Introduction

Biopsies of brain tumors involving the ventricular system require careful planning. Tissue samples from this area can be obtained using stereotactic or endoscopic methods. With stereotactic biopsies, the long trajectory and potential need to traverse the ependyma may increase the risk of intraventricular bleeding and reduce accuracy. Because of this, endoscopic biopsies have become increasingly used. During endoscopic procedures, the site of tissue collection and any areas of bleeding are continuously visualized. Furthermore, endoscopic procedures also allow simultaneous treatment of hydrocephalus, in addition to tissue sampling.

At the end of the twentieth century, stereotactic biopsy was recognized as an effective and safe method for diagnosing brain tumors and became the gold standard for diagnosis. In a metaanalysis published in 1998, Hall et al. reported 0.7% mortality and 3.5% morbidity rates after stereotactic biopsy of intracranial lesions [9]. However, more recent United States registry data suggest that the death rate is approximately 3% with this procedure [14, 20]. In studies containing over 100 patients, endoscopic biopsy was associated with lower mortality rates, in the range of 0.0–0.3%, and complication rates of 11.2–12.9% [5, 12]. By contrast, a metaanalysis by Somji et al. [24], published in 2015, revealed a mortality rate of 2.2% and a major morbidity rate of 3.1% with endoscopic biopsy.

Despite the aforementioned data, no reliable published study has directly compared outcomes associated with the two biopsy methods or described the results of stereotactic biopsies of intracranial tumors involving ventricles. We therefore conducted a study to compare outcomes, including diagnostic effectiveness and complication rates, between endoscopic and stereotactic biopsies of lesions in this area.

Methods

Patients

Inclusion criteria

Data from all 1581 adults undergoing brain tumor biopsy at our institution between 2007 and 2018 were assessed for possible inclusion in this retrospective analysis. Of these, 211 patients had intracranial tumors involving the ventricles. A team of neurosurgeons experienced in stereotactic and endoscopic methods assessed their pretreatment imaging data and selected 119 patients with intraventricular or paraventricular tumors considered suitable for either stereotactic or endoscopic biopsy. In patients with multiple similar tumors, at least one tumor must have been suitable for stereotactic biopsy, and at least one tumor must have been suitable for endoscopic biopsy.

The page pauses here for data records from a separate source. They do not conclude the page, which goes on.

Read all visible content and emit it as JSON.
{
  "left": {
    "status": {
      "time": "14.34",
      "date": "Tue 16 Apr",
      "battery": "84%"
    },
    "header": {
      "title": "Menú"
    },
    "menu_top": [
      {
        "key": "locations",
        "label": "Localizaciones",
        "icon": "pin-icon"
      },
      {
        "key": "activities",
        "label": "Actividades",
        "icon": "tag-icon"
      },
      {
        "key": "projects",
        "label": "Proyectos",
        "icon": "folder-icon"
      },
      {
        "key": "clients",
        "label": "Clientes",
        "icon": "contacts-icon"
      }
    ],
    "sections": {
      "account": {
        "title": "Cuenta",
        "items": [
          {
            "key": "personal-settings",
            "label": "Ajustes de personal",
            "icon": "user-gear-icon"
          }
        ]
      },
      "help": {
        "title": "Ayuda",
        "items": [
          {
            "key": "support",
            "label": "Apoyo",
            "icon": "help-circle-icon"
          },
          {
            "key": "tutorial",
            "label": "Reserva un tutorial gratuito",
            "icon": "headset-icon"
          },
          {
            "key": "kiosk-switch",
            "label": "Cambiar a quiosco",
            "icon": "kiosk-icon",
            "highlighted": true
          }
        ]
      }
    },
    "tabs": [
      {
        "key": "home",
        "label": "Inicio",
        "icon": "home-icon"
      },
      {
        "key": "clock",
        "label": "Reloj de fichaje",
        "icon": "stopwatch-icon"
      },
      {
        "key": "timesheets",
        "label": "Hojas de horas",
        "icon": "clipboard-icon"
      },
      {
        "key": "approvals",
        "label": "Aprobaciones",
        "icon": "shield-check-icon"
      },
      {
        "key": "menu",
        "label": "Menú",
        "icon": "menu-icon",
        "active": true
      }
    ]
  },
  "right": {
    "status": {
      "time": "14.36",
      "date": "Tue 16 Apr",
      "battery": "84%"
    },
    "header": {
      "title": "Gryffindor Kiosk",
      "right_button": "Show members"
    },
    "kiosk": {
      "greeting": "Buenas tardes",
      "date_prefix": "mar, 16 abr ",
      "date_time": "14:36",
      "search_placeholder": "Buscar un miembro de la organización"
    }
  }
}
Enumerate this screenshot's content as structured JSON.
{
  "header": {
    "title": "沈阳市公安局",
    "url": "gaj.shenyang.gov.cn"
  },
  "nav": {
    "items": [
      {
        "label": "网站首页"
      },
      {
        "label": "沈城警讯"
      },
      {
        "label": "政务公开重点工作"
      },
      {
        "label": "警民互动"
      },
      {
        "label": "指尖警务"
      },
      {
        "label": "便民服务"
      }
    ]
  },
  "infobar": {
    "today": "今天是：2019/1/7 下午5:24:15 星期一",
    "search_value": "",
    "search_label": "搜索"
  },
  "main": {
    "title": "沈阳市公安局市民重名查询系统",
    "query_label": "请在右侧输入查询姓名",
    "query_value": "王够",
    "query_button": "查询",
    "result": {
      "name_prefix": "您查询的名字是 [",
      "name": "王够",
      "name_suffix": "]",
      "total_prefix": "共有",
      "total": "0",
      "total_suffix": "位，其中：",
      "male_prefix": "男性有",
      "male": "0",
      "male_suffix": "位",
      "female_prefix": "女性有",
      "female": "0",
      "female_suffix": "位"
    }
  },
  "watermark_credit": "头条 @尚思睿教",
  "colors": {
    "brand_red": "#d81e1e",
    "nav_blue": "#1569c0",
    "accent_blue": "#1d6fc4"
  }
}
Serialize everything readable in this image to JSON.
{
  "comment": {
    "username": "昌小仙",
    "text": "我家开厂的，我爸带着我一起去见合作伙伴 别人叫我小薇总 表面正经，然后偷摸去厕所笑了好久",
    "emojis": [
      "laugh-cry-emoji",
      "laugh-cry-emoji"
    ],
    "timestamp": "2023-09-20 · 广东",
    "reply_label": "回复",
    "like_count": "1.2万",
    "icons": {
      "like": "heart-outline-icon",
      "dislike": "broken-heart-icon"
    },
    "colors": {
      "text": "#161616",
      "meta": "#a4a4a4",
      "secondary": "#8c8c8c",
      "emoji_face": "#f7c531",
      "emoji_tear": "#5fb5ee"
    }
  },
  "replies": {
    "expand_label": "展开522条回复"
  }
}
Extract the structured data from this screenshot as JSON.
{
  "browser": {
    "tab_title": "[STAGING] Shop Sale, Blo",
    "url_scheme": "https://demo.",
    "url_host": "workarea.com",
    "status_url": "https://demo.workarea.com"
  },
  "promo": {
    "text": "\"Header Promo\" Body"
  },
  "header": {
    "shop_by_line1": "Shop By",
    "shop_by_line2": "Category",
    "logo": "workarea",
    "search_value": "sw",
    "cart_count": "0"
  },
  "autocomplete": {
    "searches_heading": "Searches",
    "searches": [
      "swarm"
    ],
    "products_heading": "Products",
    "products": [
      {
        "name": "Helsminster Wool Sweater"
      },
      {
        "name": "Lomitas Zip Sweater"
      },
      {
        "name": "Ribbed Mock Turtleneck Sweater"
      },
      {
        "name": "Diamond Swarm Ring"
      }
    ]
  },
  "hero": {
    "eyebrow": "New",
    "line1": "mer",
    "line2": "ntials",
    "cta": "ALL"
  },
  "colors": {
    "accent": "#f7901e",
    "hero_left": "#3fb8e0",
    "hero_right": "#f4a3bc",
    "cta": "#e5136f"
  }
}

Tumors were considered intraventricular if the stereotactic biopsy trajectory passed through the ventricle (e.g., tumors of the septum pellucidum or foramen of Monro). Conversely, tumors were considered paraventricular if the stereotactic biopsy trajectory did not pass through the ventricle (e.g., thalamic tumors).

Exclusion criteria

The following exclusion criteria were applied: tumor not associated with the ventricular system; tumor not suitable for both endoscopic and stereotactic biopsies, in patients with a single tumor; lack of at least one tumor suitable for each type of biopsy, in patients with multiple similar tumors; and tumors penetrating into the ventricle, but for which performed or potential endoscopic pathway did not pass through the ventricle (e.g., skull base tumors for transsphenoidal biopsy and some cystic tumors near the ventricles).

Surgical technique

The type of biopsy approach was based on the decision of the neurosurgical team. Imaging tests, personal preferences, and medical history (e.g., previous hydrocephalus treatment) affected the decision. For surgical planning, all patients were evaluated with magnetic resonance imaging (MRI). Stereotactic biopsies were usually performed under local anesthesia using a 4-pin stereotactic frame and BrainLab software with automatic CT/MRI image fusion. Microforceps were used to obtain serial biopsy specimens. When other procedures were performed simultaneously with the biopsy, general anesthesia was used if necessary. Endoscopic biopsies were performed under general anesthesia using a 30° endoscope (Minop, Aesculap). One or several samples of the tumor were obtained using forceps. Additional procedures, such as ventriculostomy or tumor cyst aspiration, were performed as needed. If the trajectories were significantly different, two separate burr holes were used for biopsy and ventriculostomy.

Histopathology

In most cases, a neuropathologist present in the operating room confirmed the presence of pathological tissue by smear preparation. The final histologic diagnosis was based on the World Health Organization classification system. Some patients underwent subsequent open surgery to remove the tumor. In these cases, the histologic diagnosis based on biopsy specimens was compared with the diagnosis based on the resection specimen.

Follow-up

Each patient underwent a postoperative CT scan within 24 h after surgery. They were then followed up on a regular basis, and their outcomes during the first 3 months postoperatively were analyzed.

Statistical analysis

Diagnostic rates and complication rates were compared between the two biopsy methods. Fisher’s exact test was used to compare categorical factors. All p values were two-tailed, and the significance level was set at 0.05.

Ethics considerations

Written informed consent was obtained for surgery from all participants. Ethical approval and individual consent to participate in the study were waived by the Ethics Committee according to local regulations and the tenets of the Helsinki Declaration because of the retrospective nature of this study that had no impact on the routine care.

Results

Clinical features

A total of 119 patients were included in the study. Their mean age was 47 years (range, 18–84 years). Detailed data regarding demographics, location of the biopsied lesion (intraventricular or paraventricular), and presence and severity of hydrocephalus are summarized in Table 1. A total of 120 tumors were considered suitable for biopsy, and 123 biopsies were performed: 85 stereotactic and 38 endoscopic. Four patients underwent both stereotactic and endoscopic biopsies. Two of these patients underwent stereotactic biopsy after nondiagnostic endoscopic biopsy. One patient had two different tumors in separate locations at different times (endoscopic biopsy in 2012, stereotactic biopsy in 2014). Another patient underwent simultaneous stereotactic biopsy and endoscopic third ventriculostomy (ETV), and because the tumor was clearly visible through the endoscope, samples were also obtained endoscopically. In 39 cases, additional procedures were performed at the same time as the biopsy (Table 2).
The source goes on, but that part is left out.